One warning strike follows the next, and traffic is particularly affected.
On Monday it hits the capital airport.
But: That could not have been all this spring.
Berlin – No passenger flights will take off from Berlin-Brandenburg Airport on Monday due to a warning strike.
The Verdi trade union has called on employees in the aviation security area, in passenger control and in personnel and goods control to stop working from 3.30 a.m. until midnight.
The airport then announced on Saturday that no passenger flight would be able to depart from BER.
Arrivals could also be affected, the respective airline decides on this, said an airport spokesman.
Passengers are called upon to obtain regular information from the airlines about their trips over the next few days.
The warning strike at the capital's airport joins a long list of work stoppages, especially in traffic, in recent weeks.
Only on Thursday and Friday were there warning strikes at the airports in Düsseldorf, Cologne/Bonn and Hamburg, and on Friday also at the airports in Stuttgart and Karlsruhe/Baden-Baden.
The warning strikes led to numerous flight cancellations, affecting tens of thousands of people.
There was still a strike at Baden Airport on Saturday.
Rail traffic also stood still for hours on Friday morning because the collective bargaining between the railway and transport union EVG and 50 railway companies is stalling.
The union had called for a walkout for eight hours to increase the pressure on employers before the next negotiations.
The next talks between the EVG and Deutsche Bahn are scheduled for Tuesday - but a solution to the wage conflict is considered extremely unlikely.
The EVG has already threatened that there could be further warning strikes.
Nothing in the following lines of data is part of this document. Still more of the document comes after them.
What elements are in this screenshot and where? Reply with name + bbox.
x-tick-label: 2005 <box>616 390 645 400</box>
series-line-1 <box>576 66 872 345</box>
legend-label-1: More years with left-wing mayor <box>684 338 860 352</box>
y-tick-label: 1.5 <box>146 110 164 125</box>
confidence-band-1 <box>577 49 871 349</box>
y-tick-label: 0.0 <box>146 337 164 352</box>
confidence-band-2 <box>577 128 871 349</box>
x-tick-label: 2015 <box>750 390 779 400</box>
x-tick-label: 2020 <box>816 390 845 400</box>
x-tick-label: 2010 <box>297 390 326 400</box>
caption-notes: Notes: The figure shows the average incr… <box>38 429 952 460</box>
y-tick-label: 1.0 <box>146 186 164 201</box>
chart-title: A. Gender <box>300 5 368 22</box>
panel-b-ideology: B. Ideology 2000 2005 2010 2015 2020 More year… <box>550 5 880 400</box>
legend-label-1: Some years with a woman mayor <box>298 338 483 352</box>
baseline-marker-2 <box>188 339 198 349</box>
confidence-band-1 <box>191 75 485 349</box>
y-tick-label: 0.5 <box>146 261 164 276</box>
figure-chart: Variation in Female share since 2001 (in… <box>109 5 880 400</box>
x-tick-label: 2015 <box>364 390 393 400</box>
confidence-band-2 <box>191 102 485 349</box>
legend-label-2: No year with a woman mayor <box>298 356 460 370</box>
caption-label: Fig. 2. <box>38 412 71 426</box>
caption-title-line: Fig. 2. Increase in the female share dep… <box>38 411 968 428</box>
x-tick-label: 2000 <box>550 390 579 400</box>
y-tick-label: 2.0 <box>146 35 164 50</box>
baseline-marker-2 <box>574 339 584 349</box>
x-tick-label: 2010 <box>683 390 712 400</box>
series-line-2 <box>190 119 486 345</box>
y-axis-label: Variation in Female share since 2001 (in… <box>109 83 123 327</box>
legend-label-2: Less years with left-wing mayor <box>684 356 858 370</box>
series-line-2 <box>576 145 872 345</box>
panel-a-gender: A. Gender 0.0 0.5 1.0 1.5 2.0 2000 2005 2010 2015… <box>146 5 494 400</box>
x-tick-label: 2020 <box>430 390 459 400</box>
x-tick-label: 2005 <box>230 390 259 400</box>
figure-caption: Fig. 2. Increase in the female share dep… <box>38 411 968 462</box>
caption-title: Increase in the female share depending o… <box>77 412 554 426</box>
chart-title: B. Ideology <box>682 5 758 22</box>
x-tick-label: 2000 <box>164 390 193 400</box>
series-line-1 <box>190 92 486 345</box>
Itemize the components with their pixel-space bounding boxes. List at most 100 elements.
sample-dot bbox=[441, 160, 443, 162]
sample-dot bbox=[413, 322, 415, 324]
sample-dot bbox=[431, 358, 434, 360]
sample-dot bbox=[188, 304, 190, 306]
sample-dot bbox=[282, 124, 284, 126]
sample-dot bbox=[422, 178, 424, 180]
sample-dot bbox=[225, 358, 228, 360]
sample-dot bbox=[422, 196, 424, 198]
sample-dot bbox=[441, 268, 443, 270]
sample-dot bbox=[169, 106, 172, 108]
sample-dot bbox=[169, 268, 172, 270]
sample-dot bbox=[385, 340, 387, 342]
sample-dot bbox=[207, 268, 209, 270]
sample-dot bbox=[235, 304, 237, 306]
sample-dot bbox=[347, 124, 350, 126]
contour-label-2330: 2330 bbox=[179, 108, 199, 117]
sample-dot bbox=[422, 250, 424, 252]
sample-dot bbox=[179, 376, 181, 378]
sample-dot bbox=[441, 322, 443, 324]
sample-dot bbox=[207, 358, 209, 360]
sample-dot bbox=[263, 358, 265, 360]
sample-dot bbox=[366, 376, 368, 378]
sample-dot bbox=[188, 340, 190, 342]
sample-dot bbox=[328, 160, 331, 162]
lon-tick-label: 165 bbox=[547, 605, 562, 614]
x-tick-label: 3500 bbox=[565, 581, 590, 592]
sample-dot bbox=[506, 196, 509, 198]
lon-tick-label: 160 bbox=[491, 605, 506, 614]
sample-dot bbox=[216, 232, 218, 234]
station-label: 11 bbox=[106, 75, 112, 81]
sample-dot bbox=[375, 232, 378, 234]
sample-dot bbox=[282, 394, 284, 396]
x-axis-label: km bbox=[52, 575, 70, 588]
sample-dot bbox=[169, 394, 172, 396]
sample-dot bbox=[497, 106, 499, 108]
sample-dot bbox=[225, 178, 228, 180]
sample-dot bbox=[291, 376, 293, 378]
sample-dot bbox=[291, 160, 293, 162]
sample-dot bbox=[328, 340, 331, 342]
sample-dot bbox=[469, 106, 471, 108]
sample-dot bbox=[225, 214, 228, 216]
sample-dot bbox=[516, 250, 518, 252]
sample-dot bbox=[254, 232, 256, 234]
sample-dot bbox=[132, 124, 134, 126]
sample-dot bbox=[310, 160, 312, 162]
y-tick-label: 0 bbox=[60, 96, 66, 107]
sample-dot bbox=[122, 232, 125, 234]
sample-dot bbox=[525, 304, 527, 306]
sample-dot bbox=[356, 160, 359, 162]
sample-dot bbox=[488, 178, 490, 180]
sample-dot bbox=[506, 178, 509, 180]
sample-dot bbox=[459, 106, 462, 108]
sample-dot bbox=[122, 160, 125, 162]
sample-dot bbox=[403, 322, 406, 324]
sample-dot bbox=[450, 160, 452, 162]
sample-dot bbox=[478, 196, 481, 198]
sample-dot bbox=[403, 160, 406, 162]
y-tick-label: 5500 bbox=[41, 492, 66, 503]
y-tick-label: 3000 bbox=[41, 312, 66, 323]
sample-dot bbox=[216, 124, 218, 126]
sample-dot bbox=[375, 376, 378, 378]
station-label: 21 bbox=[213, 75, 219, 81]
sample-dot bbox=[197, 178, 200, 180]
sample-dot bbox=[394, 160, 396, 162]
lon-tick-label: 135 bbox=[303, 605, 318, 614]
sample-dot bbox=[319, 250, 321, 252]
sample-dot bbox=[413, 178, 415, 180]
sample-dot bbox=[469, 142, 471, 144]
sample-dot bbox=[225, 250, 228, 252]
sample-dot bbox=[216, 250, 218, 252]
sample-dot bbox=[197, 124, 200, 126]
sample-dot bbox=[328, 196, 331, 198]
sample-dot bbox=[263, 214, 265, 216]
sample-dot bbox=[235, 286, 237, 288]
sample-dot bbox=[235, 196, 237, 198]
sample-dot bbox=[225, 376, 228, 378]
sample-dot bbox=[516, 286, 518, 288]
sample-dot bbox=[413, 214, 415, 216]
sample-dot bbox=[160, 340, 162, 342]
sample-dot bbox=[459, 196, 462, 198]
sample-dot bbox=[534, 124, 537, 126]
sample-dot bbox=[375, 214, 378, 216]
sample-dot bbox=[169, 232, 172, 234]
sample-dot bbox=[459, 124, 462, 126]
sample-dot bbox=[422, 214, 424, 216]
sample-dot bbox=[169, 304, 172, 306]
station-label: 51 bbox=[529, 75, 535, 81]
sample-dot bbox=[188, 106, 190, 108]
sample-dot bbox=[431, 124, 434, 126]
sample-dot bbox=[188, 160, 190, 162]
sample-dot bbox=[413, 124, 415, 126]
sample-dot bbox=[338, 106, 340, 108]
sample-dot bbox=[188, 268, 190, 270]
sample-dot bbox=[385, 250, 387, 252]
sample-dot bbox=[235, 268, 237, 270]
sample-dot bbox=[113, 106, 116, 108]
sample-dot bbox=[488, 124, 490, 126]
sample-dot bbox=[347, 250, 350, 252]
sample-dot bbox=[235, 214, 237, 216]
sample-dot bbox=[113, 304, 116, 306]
The background to the airport warning strikes on Thursday, Friday and Monday are negotiations on surcharges for night, Saturday, Sunday and public holiday work as well as regulations on overtime pay for security and service staff.
Talks have been going on between Verdi and the Federal Association of Aviation Security Companies (BDLS) for some time.
"We once again urge the BDLS to submit a negotiable offer on April 27th and 28th and not to play for time, otherwise there is a risk of further strikes in air traffic in May and at Pentecost," said Wolfgang Pieper from the Verdi am union Saturday according to notification.
The airport association ADV appealed to the collective bargaining partners to seek an agreement at the negotiating table.
"An all-day strike that isolates the capital's airport from international air traffic has long since had nothing to do with a warning strike," the association said in a statement.
Due to the short-notice announcement, the passengers affected hardly had a chance to “look for alternative travel options”.
Third major warning strike at BER
It is the third major warning strike this year at Berlin-Brandenburg Airport.
As early as March 13, a work stoppage prevented all departures, the background at that time was also the negotiations about surcharges for security personnel.
During a warning strike on January 25, Verdi paralyzed all commercial air traffic.
At that time, employees of the airport company and the ground handling services went down with the security personnel.
In the meantime, collective agreements have been concluded for these two groups.
At the airports in Düsseldorf and Cologne/Bonn, operations were almost normal again on Saturday after the two days of warning strikes.
The online portals of both airports showed largely normal operations for departures and arrivals on Saturday morning.
In Cologne/Bonn, however, 38 of a total of 198 passenger flights planned for this Saturday had been canceled or diverted by the airlines as a result of the warning strike.
Hamburg Airport was expecting an increased number of passengers for Saturday - due to rebooking and rescheduling by the airlines, there were more take-offs and landings than originally planned.
Rail traffic ran smoothly again.
Traffic has also been resumed in an orderly manner in freight traffic, but it usually takes a little longer there for the backlog to be completely resolved, said a DB spokeswoman.